Der Stachel traf den Schildrand, das Schaftholz zerbarst, der Stoß
trieb den Oberkörper des Gegners mit dem Rücken seitwärts
auf die schwarze Schabracke seines Rosses, das abrupt auf die
Hinterhand gesetzt wurde, und viele Zuschauer schrien auf, als der
Geroldsecker rücklings aus dem Sattel purzelte.
    Urbans
Speerstoß hatte sein Ziel nicht erreicht. Die Waffe war ihm bei
dem fürchterlichen Zusammenprall aus der Hand gefallen. Sie war
quer und unbeschädigt auf Dietrichs Schoß gelandet.
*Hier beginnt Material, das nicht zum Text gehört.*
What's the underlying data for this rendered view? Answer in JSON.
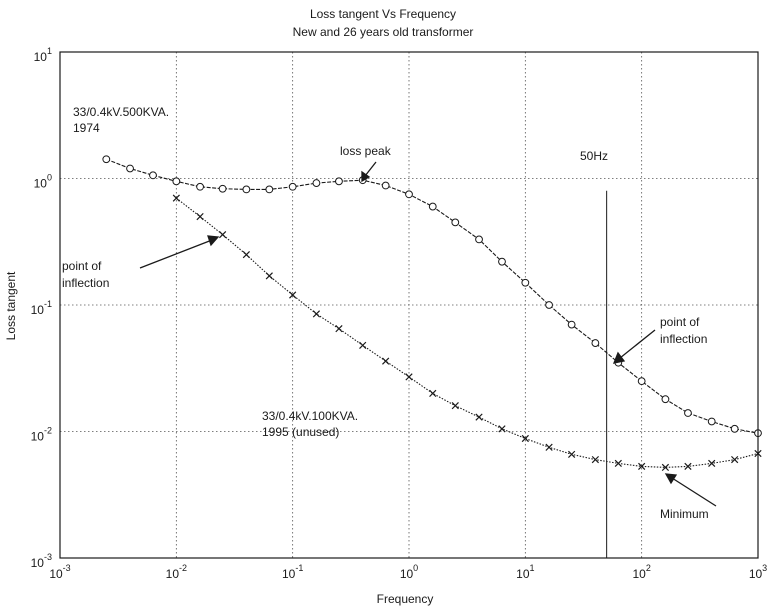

Er
warf die Lanze des Gegners, die keinerlei Schaden angerichtet hatte,
ins Gras und ließ seinen Rappen noch eine Strecke weit
auslaufen.
    Die
beiden Marschälle und die Knappen Urbans sprangen herzu und
bemühten sich um den Gestürzten, befreiten ihn von seinem
Helm und versuchten, ihn aufzurichten. Tatsächlich gelang es dem
Geroldsecker mit Unterstützung der Helfer, nach einiger Zeit
wieder auf die Beine zu kommen. Er wirkte noch etwas benommen und
hatte, im Gegensatz zu sonst, ein bleiches Gesicht. Nachdem er sich
jedoch zusehens erholte und auch keinerlei äußere
Verletzungen aufwies, eilte einer der Marschälle zur Tribüne,
um dem Herzog zu berichten, daß der Kampf weitergehen könne.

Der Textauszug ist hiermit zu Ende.